Brief Outcomes in Autism Tool (BOAT): Use of a Novel Outcomes Tool to Improve Medication Management in Persons with Autism Spectrum Disorders

Saturday, May 14, 2016: 11:30 AM-1:30 PM
Hall A (Baltimore Convention Center)
E. Pedapati1, R. Shaffer2, E. Fox3, L. K. Wink4, R. Ittenbach5, J. S. Anixt6, M. Sorter3, I. A. Badran7 and C. Erickson8, (1)INSAR Cincinnati Children's Hospital Medical Center, Anderson, OH, (2)Cincinnati Children's Hospital Medical Center, Harrison, OH, (3)Division of Psychiatry, Cincinnati Children's Hospital Medical Center, Cincinnati, OH, (4)Child and Adolescent Psychiatry, Cincinnati Children's Hospital Medical Center, Cincinnati, OH, (5)Division of Biostatistics and Epidemiology, Cincinnati Children's Hospital Medical Center, Cincinnati, OH, (6)Division of Developmental and Behavioral Pediatrics, Cincinnati Children's Hospital Medical Center, Cincinnati, OH, (7)Cincinnati Children's Hospital Medical Center, Mariemont, OH, (8)Cincinnati Children's Hospital Medical Center, Cincinnati, OH
Background:  Many persons with autism spectrum disorders (ASD) suffer from behavioral problems that lead caregivers to seek treatment. The use of medication as an intervention has been climbing rapidly, with recent estimates reporting that the majority of persons, including children, with ASD are treated with at least one psychotropic medication. There is a pressing need to have robust measures that assess not only the impact of medications on symptoms, but also concurrently measure key aspects of pharmacotherapy itself.

Objectives:  We sought to develop an instrument to quantify behavioral changes and assess the quality of pharmacotherapy that could be easily and quickly be completed by caregivers in an outpatient setting, both at an initial encounter and for repeated measures. The goal of this scale is to provide valid and reliable caregiver reported measures to guide clinical decision making, especially of the use of pharmacotherapy in ASD.

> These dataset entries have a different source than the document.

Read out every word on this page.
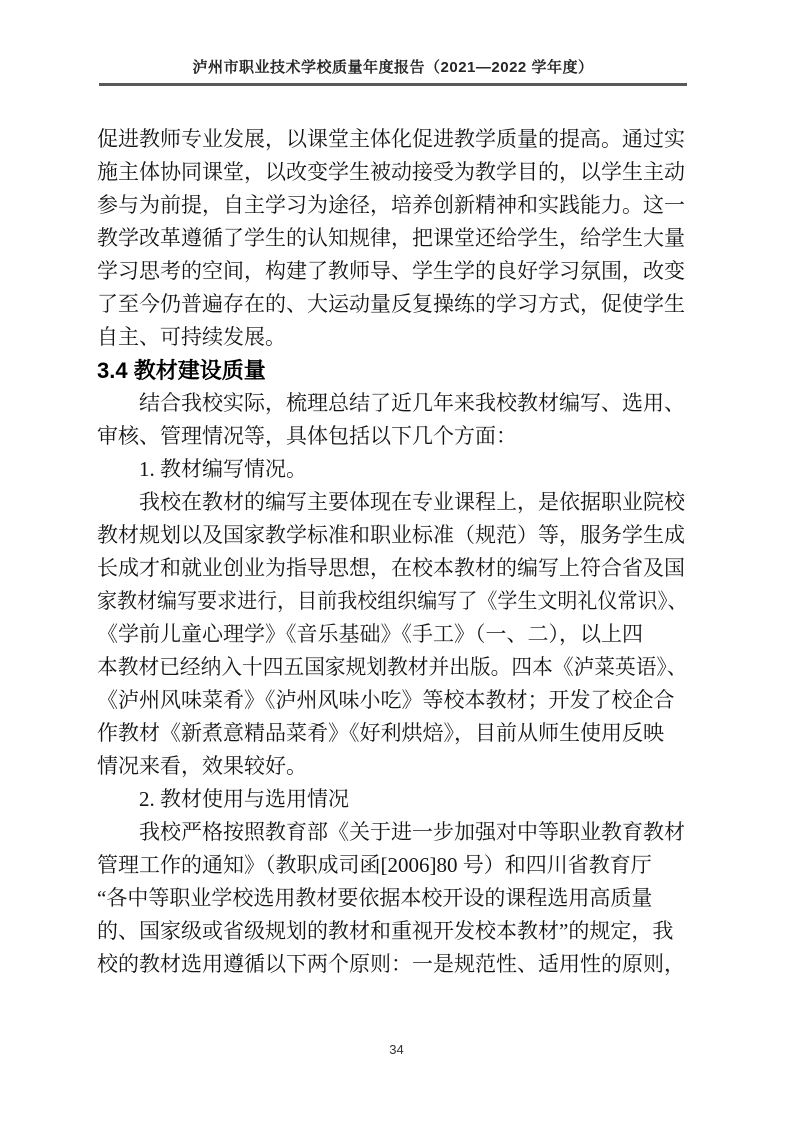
泸州市职业技术学校质量年度报告（2021—2022 学年度）
促进教师专业发展，以课堂主体化促进教学质量的提高。通过实
施主体协同课堂，以改变学生被动接受为教学目的，以学生主动
参与为前提，自主学习为途径，培养创新精神和实践能力。这一
教学改革遵循了学生的认知规律，把课堂还给学生，给学生大量
学习思考的空间，构建了教师导、学生学的良好学习氛围，改变
了至今仍普遍存在的、大运动量反复操练的学习方式，促使学生
自主、可持续发展。
3.4 教材建设质量
　　结合我校实际，梳理总结了近几年来我校教材编写、选用、
审核、管理情况等，具体包括以下几个方面：
　　1. 教材编写情况。
　　我校在教材的编写主要体现在专业课程上，是依据职业院校
教材规划以及国家教学标准和职业标准（规范）等，服务学生成
长成才和就业创业为指导思想，在校本教材的编写上符合省及国
家教材编写要求进行，目前我校组织编写了《学生文明礼仪常识》、
《学前儿童心理学》《音乐基础》《手工》（一、二），以上四
本教材已经纳入十四五国家规划教材并出版。四本《泸菜英语》、
《泸州风味菜肴》《泸州风味小吃》等校本教材；开发了校企合
作教材《新煮意精品菜肴》《好利烘焙》，目前从师生使用反映
情况来看，效果较好。
　　2. 教材使用与选用情况
　　我校严格按照教育部《关于进一步加强对中等职业教育教材
管理工作的通知》（教职成司函[2006]80 号）和四川省教育厅
“各中等职业学校选用教材要依据本校开设的课程选用高质量
的、国家级或省级规划的教材和重视开发校本教材”的规定，我
校的教材选用遵循以下两个原则：一是规范性、适用性的原则，
34
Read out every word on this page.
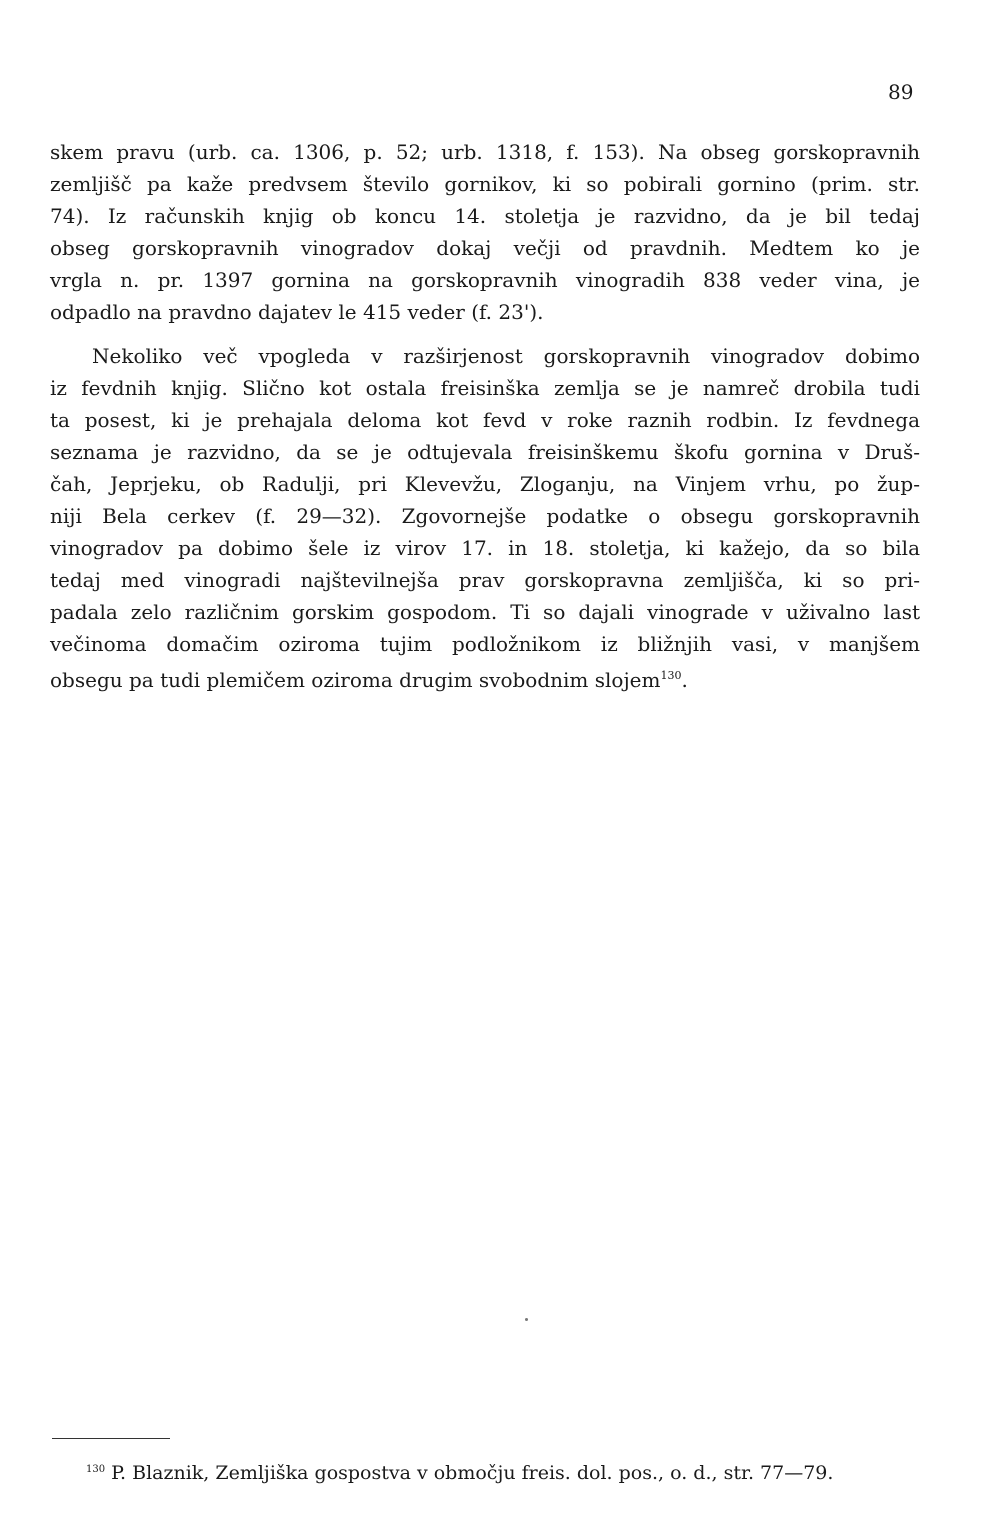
89
skem pravu (urb. ca. 1306, p. 52; urb. 1318, f. 153). Na obseg gorskopravnih
zemljišč pa kaže predvsem število gornikov, ki so pobirali gornino (prim. str.
74). Iz računskih knjig ob koncu 14. stoletja je razvidno, da je bil tedaj
obseg gorskopravnih vinogradov dokaj večji od pravdnih. Medtem ko je
vrgla n. pr. 1397 gornina na gorskopravnih vinogradih 838 veder vina, je
odpadlo na pravdno dajatev le 415 veder (f. 23').
Nekoliko več vpogleda v razširjenost gorskopravnih vinogradov dobimo
iz fevdnih knjig. Slično kot ostala freisinška zemlja se je namreč drobila tudi
ta posest, ki je prehajala deloma kot fevd v roke raznih rodbin. Iz fevdnega
seznama je razvidno, da se je odtujevala freisinškemu škofu gornina v Druš-
čah, Jeprjeku, ob Radulji, pri Klevevžu, Zloganju, na Vinjem vrhu, po žup-
niji Bela cerkev (f. 29—32). Zgovornejše podatke o obsegu gorskopravnih
vinogradov pa dobimo šele iz virov 17. in 18. stoletja, ki kažejo, da so bila
tedaj med vinogradi najštevilnejša prav gorskopravna zemljišča, ki so pri-
padala zelo različnim gorskim gospodom. Ti so dajali vinograde v uživalno last
večinoma domačim oziroma tujim podložnikom iz bližnjih vasi, v manjšem
obsegu pa tudi plemičem oziroma drugim svobodnim slojem$^{130}$.
$^{130}$ P. Blaznik, Zemljiška gospostva v območju freis. dol. pos., o. d., str. 77—79.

Methods: We report on a novel ASD-specific 16-item care-giver assessed outcome measure, the Brief Outcomes in Autism Tool for Medications (BOAT-M) that measures clinically relevant dimensions related to pharmacotherapy in youth with ASD including acute symptom burden, overall caregiver perception of medication benefit, medication compliance, effect of medication changes, and non-specific and ASD-specific chronic symptom burden. We describe the design and creation of this measure, including the analysis of a preliminary data set to support the validity and responsiveness of the BOAT-M. The Clinical Global Severity (CGI-S) and Improvement (CGI-I) scale served as a standard to assess the clinical utility of the BOAT-M.

Results:   A retrospective chart review of the BOAT form of 253 persons treated over a 3 month period at an outpatient academic child psychiatry practice specializing in developmental disabilities. Two-hundred and fifty three subjects were included in this analysis with basic demographic characteristics and chronic symptom burden presented in Table 1. The summation BOAT-M score (Figure 1) was significantly correlated with the CGI-S for all subjects (n=233; r=0.403; p < 0.01) and ASD subjects (n=143; r=0.374; p<0.01). Normality was confirmed with examination of a Q-Q plot. A higher chronic symptom severity subscale score (SS) was present between ASD and typically developing persons (TDC) (t=3.5740; p < 0.001). Subscales and clinical measures are reported in Table 2.

Conclusions: The BOAT-M is a 16 item, rapid, self-administered behavioral measure directed toward caregivers with children with developmental disabilities that is divided into 5 scored subscales and 1 summation score. The subscales are Behavioral Severity (BS), Mediation Compliance (CC), Medication Benefit (MB), Medication Change (MC), and Symptom Severity (SS). Initial psychometric properties indicate the summation score is highly correlated to a standardized clinical measure. In addition, chronic symptom burden can be delineated from acute behavioral symptoms. Future directions will investigate changes between multiple visits and sensitivity to treatment response.